Олег, наконец, нашел оба искомых слова. «Севиньяк», – прочитал он имя под репродукцией. Вглядываясь в нее, Олег укрепился в мнении, что эта манера привлекает его. Николай заглянул ему через плечо.
– Гхы-гхы!.. – ухмыльнулся он. – Что это нарисовано? Ну-у… – он махнул рукой и неторопливо продолжил. – Вот я видел картину… в больнице… человек нарисован. Так там если рука – дак рука, каждая жилочка видна. Вот это художник! А эта-а… Что здесь нарисовано? Ниче непонятно…
– Все понятно, – Олег стал показывать и объяснять, что именно нарисовано. Заметив, что Николай улыбается его объяснениям, он замолчал.
– Нет, я считаю, это не искусство! – так же неторопливо подытожил Николай. То, что он улыбался, было Олегу неприятно, но только слегка – ведь это был всего лишь Николай, и Олег погрузился в рассматривание журналов, не слушая, о чем говорят рядом.
Гладкие страницы бликовали от света солнца, проникавшего сквозь мутное и «веснушчатое» от мушиных следов оконное стекло. Олег отодвинулся в тень. На одной из страниц он увидел заголовок, от которого его сердце забилось чаще… Cтраница выскользнула из-под пальцев, Олег нетерпеливо залистал, возвращаясь к ней. Сложные узоры на одной репродукции; голый человек, руками выжимающий себя, как белье после стирки – на другой; портрет, весь пронизанный тонюсенькими разноцветными линиями-ниточками на третьей. Автор – пациент психиатрической клиники. «Хм… Может, Филонов тоже душевнобольной?» – подумал Олег, потому что увиденное очень было похоже на работы этого художника. Но автор напечатанных репродукций, в отличие от Филонова, был никому неизвестен. «Почему так? В чем разница-то?» – нахмурился Олег. Он все же нашел в тексте фамилию автора, но через минуту забыл и ее, и название клиники, в которой тот находился.

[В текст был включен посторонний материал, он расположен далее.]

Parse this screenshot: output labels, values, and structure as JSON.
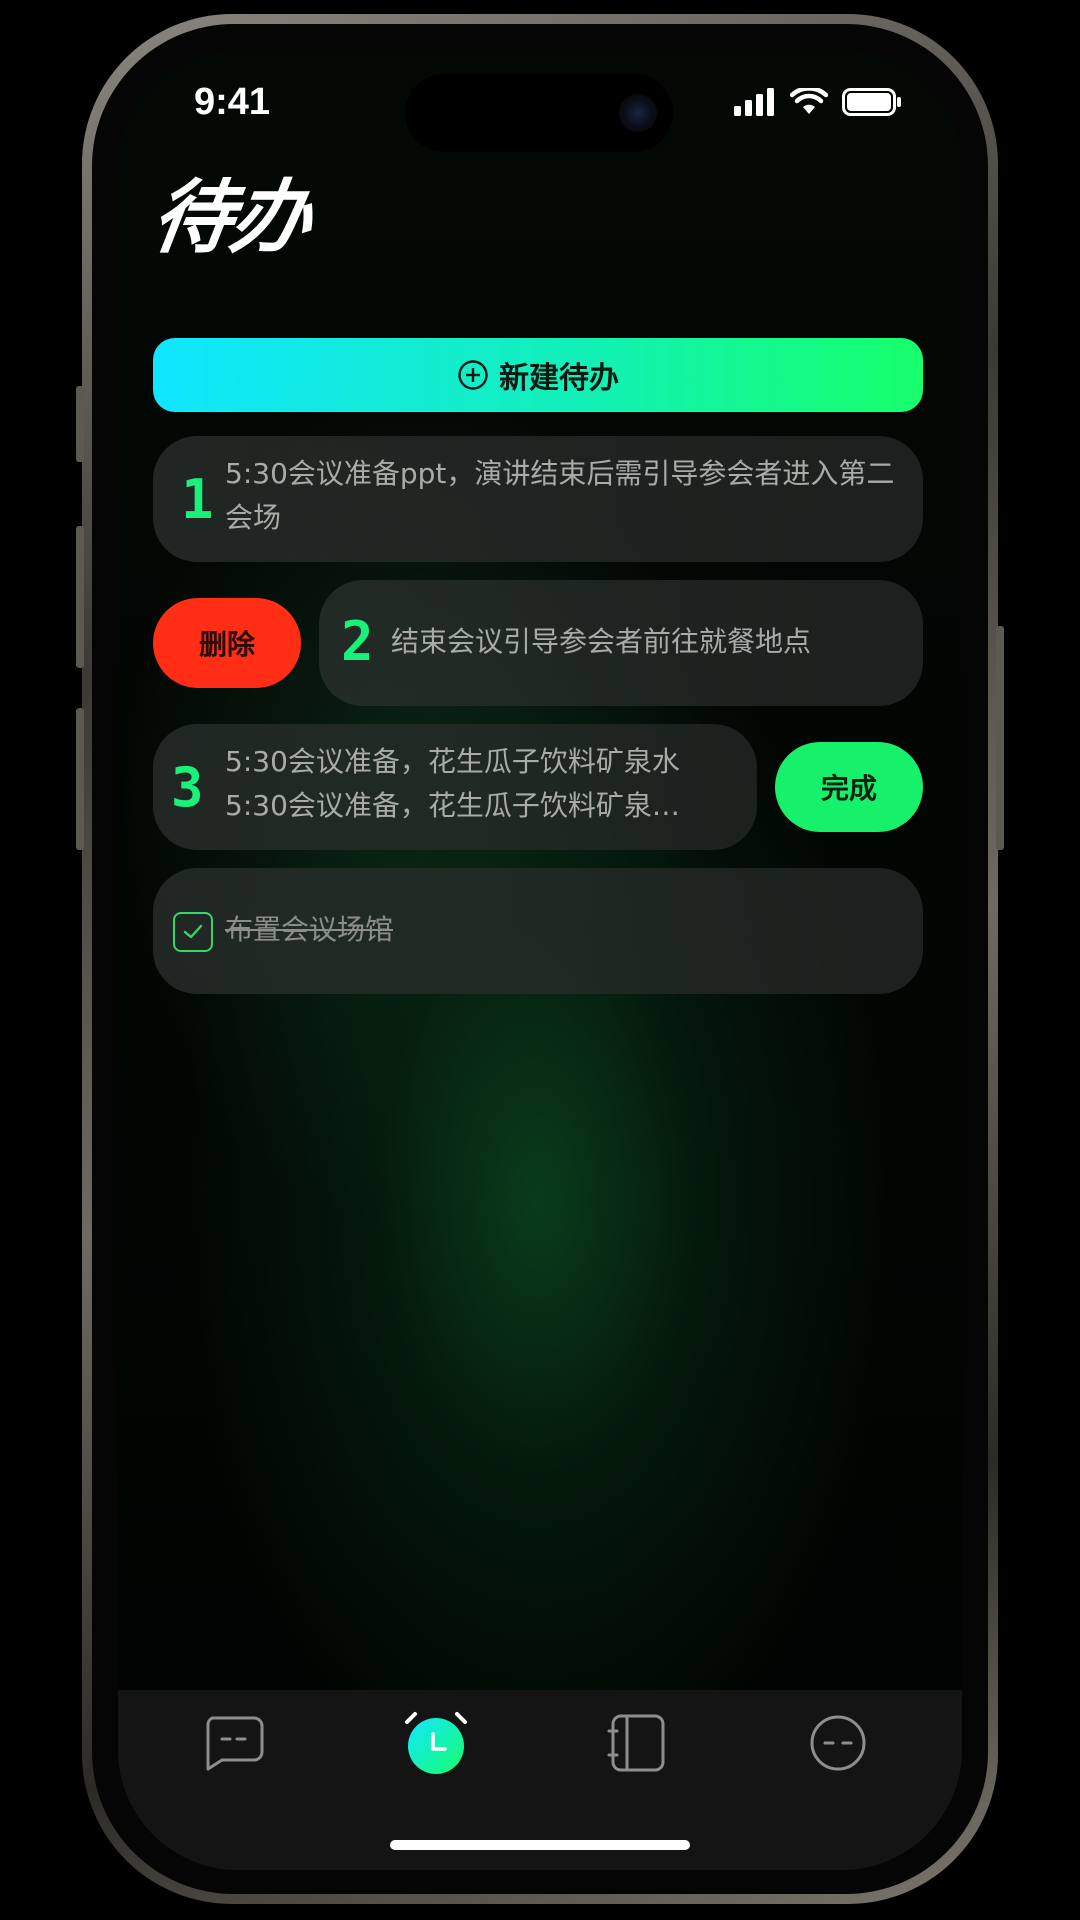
{
  "status_bar": {
    "time": "9:41"
  },
  "header": {
    "title": "待办"
  },
  "actions": {
    "new_todo_label": "新建待办"
  },
  "todos": [
    {
      "number": "1",
      "text": "5:30会议准备ppt，演讲结束后需引导参会者进入第二会场"
    },
    {
      "number": "2",
      "text": "结束会议引导参会者前往就餐地点",
      "swipe_action": "删除"
    },
    {
      "number": "3",
      "line1": "5:30会议准备，花生瓜子饮料矿泉水",
      "line2": "5:30会议准备，花生瓜子饮料矿泉…",
      "swipe_action": "完成"
    },
    {
      "text": "布置会议场馆",
      "completed": true
    }
  ],
  "tabbar": {
    "items": [
      {
        "icon": "chat-bubble-icon",
        "active": false
      },
      {
        "icon": "alarm-clock-icon",
        "active": true
      },
      {
        "icon": "notebook-icon",
        "active": false
      },
      {
        "icon": "face-icon",
        "active": false
      }
    ]
  },
  "colors": {
    "accent_green": "#16f06a",
    "accent_cyan": "#10e6ff",
    "delete_red": "#ff2e14",
    "number_green": "#18f27a"
  }
}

– Ладно, эт-само… Олег!.. – подойдя, сказал Петрович. – Ты бы шел… – просящим, но не выгоняющим тоном произнес он. Олег понял, что Петрович и Николай собираются выпить, но боятся, что в мастерскую заглянет кто-нибудь из начальства и подумают, что здесь еще и малолетку спаивают.
– Ладно, пойду я! – поднялся Олег. – Я возьму журналы?..
«Почему так?» – по дороге домой думал Олег, вспоминая Филонова и увиденное в журнале. Дома он уселся перед телевизором. Отец возился на кухне. Поглядев немного на экран, Олег встал. Он походил по комнате и подошел к кухонной двери.
– Ты чего? – обернулся отец – в переднике, с тряпкой в руках.
– Пап… Как ты думаешь, что такое настоящее искусство? – стесняясь вопроса, спросил Олег.
– Настоящее искусство – это такое, которое нужно людям, – отвернулся отец, бросая тряпку на стол.
– Как понять – нужно? – если бы Олег не стеснялся, он сказал бы «что значит» вместо «как понять».
– Нужно – значит, нравится. Пусти-ка… – отец потеснил сына, направляясь в ванную.
«Нравится… Ну вот Николаюта картинане понравилась. А мне понравилась!..» – уйдя в спальню, думал Олег. Он представил, что могла бы сказать сестра, увидев ту картину. Или Петька. Их реакции были бы своеобразнее и сложнее, чем просто «нравится – не нравится». Особенно у Петьки. «Каким людям должно нравиться искусство?.. Нет, наверное, «нравится» – неточный… критерий», – по привычке с некоторым трудом, но все же «выговорил» Олег «умное» слово – в мыслях-то его можно было не стесняться. «А какой все-таки точный?» – он хотел опять пойти спросить у отца, но передумал – ведь отец уже дал ему ответ своим окончательно-уверенным тоном. Но после этого ответа у Олега снова возник вопрос, хотя отец уже дал ответ. Хм… Почему отец не может, как раньше, давать такие ответы, чтобы после них уже больше не возникали вопросы?
Олег почувствовал себя странно – как будто он шел по дороге, а она вывела на обрыв и, сделав еще шаг, можно было полететь в пустоту. Что – ему самому, что ли, придется искать ответ?